Note: several students pointed out that we are am using the fact that $$A \cup B = (A \setminus B) \cup (A \cap B) \cup (B \setminus A)$$, and also that these three sets are disjoint. I did not prove these facts, but they are certainly provable, using the definitions of intersection, union, and difference. For example, to show that $$A \cap B$$ and $$A \setminus B$$ are disjoint, we could do a proof by contradiction.

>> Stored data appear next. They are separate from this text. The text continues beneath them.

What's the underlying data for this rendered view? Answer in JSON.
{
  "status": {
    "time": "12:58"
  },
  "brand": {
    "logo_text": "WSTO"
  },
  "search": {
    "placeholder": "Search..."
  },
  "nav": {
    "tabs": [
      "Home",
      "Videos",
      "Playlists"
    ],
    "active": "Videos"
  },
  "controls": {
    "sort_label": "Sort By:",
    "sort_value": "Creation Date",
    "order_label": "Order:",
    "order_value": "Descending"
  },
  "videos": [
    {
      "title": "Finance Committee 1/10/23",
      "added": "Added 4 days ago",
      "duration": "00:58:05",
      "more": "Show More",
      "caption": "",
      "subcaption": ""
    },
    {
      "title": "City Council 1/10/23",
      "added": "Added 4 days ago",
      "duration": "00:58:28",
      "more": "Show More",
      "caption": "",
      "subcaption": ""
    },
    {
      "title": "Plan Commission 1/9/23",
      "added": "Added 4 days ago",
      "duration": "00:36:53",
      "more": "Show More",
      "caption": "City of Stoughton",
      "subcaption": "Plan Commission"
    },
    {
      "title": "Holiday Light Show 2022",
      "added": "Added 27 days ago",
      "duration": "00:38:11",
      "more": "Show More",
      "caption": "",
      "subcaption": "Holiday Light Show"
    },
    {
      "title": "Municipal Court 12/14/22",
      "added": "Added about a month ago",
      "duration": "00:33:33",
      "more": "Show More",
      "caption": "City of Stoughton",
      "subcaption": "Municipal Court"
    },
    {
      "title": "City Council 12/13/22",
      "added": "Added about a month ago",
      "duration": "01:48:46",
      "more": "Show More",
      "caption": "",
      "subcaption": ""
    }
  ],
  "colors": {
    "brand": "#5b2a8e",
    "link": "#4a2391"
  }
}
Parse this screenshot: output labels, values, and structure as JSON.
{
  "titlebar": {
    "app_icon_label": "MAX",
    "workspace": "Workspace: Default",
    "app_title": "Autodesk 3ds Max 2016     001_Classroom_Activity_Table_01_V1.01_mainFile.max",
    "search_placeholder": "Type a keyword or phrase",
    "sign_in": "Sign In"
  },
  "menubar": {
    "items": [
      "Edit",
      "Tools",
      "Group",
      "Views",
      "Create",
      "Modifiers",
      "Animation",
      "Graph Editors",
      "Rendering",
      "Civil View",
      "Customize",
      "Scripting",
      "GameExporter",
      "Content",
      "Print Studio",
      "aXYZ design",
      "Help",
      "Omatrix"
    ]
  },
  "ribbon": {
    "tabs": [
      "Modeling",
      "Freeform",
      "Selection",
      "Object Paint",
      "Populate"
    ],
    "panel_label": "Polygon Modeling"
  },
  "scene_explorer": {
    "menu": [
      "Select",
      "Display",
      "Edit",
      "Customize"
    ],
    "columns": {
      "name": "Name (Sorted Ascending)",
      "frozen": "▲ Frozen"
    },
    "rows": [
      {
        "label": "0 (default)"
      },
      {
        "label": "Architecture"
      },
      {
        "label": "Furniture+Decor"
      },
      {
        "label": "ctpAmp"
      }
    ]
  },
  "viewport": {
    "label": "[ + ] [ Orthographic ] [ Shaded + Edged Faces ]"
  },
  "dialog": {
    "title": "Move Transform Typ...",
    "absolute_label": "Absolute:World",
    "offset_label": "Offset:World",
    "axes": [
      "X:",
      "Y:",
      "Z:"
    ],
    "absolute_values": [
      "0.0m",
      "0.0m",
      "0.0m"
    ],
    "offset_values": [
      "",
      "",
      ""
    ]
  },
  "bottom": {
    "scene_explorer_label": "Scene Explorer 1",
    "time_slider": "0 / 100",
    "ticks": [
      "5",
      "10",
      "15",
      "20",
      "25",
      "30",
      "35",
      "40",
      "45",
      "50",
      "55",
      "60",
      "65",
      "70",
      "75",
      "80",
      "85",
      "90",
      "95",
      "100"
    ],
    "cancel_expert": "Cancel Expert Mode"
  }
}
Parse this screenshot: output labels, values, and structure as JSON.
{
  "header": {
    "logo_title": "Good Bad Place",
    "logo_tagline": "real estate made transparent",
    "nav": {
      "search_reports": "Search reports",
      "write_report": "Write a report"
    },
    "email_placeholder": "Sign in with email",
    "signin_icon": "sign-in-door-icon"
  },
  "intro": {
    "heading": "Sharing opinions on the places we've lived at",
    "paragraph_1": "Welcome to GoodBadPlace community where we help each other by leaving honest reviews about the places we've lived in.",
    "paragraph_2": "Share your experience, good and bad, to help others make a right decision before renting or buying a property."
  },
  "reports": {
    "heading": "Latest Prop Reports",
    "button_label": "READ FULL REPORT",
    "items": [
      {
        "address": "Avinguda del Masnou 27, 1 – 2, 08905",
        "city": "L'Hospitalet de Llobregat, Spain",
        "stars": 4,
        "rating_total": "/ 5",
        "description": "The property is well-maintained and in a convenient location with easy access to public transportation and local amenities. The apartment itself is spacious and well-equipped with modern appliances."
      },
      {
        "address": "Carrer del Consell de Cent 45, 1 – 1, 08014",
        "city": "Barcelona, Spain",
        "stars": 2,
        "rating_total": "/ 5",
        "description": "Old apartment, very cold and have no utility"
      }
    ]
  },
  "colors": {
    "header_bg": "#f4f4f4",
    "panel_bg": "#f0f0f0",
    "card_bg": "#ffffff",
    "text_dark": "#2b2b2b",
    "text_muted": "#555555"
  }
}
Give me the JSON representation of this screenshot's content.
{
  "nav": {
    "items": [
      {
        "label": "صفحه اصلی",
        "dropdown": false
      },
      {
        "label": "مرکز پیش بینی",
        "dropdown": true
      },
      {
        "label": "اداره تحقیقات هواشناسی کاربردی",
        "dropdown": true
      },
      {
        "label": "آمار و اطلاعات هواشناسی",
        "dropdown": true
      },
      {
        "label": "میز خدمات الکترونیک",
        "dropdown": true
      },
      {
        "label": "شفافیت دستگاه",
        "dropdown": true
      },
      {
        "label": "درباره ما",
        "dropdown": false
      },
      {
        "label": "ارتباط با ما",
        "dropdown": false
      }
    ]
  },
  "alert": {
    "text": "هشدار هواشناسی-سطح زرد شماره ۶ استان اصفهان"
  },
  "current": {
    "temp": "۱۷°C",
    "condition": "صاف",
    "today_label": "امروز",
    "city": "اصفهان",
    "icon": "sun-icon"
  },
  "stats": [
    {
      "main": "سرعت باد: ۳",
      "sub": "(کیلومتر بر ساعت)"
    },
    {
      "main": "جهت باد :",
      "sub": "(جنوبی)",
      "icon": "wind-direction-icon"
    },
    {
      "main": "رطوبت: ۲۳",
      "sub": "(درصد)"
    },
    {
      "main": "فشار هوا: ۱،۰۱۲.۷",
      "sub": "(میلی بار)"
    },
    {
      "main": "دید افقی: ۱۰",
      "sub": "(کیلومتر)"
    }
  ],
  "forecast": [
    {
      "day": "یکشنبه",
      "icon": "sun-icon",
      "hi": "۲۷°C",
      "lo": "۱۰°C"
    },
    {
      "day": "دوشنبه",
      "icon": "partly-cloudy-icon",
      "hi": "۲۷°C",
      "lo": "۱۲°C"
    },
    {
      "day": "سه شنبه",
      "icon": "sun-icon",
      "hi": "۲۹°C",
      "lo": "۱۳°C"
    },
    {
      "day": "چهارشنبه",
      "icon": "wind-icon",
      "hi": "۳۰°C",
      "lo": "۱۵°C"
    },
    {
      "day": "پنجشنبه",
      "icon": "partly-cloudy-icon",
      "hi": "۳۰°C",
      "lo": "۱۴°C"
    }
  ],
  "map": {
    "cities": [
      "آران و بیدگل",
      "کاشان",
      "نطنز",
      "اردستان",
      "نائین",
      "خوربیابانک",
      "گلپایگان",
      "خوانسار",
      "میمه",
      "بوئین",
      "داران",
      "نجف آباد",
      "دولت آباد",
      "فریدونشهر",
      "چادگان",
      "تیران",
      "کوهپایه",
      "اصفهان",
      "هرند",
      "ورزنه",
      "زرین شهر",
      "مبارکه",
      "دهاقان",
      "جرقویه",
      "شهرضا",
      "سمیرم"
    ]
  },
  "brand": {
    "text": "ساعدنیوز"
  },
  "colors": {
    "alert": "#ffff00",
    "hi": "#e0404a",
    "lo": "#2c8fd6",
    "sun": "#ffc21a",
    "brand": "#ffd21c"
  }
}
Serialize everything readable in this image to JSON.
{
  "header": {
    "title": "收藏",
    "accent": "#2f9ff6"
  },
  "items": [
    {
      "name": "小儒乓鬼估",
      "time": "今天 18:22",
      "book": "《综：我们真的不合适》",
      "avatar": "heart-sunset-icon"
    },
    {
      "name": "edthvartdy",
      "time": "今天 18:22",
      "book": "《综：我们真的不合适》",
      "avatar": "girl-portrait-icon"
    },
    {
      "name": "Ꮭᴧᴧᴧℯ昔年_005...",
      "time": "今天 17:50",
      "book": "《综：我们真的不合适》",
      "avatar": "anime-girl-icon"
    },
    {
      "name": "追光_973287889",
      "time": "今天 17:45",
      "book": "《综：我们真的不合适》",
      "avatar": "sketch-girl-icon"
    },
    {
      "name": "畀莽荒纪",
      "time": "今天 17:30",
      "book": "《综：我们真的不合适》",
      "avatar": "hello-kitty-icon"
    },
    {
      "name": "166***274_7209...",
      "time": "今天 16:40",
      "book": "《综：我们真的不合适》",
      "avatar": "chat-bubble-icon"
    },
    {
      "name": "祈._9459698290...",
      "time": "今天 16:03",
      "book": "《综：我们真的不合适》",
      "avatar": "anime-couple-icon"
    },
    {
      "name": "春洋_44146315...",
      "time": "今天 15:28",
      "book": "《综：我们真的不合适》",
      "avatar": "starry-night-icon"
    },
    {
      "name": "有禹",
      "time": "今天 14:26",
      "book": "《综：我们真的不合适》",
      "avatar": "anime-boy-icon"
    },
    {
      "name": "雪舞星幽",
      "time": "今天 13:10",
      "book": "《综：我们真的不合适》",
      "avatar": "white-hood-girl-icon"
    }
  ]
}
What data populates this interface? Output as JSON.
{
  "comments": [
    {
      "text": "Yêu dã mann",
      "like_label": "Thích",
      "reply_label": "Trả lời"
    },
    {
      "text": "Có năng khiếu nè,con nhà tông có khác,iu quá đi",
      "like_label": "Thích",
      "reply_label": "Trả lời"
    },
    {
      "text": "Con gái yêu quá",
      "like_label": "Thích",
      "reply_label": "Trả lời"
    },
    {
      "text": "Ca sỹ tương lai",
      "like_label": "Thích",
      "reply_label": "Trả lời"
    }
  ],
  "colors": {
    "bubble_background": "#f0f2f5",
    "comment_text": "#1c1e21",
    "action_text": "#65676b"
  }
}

Assume that there is some $$x$$ in $$A \cap B$$ and $$A \setminus B$$. By the definition of $$\cap$$, this means $$x \in B$$, but by the definition of $$\setminus$$, we see that $$x \notin B$$. This is a contradiction.

Proof: We could construct a bijection as we did above, but it's easier to reuse what we've already proven. Let $$|A \setminus B| = i$$, $$|A \cap B| = j$$ and $$|B \setminus A| = k$$.

Clearly (see note above) $$A = (A \setminus B) \cup (A \cap B)$$. Note these are disjoint sets, so by above, $$|A| = i + j$$. Similarly, $$|B| = j + k$$. Moreover, $$A \cup B = (A \setminus B) \cup (A \cap B) \cup (B \setminus A)$$ so $$|A \cup B| = i + j + k = (i + j) + (j + k) - j = |A| + |B| - |A \cap B|$$ as required.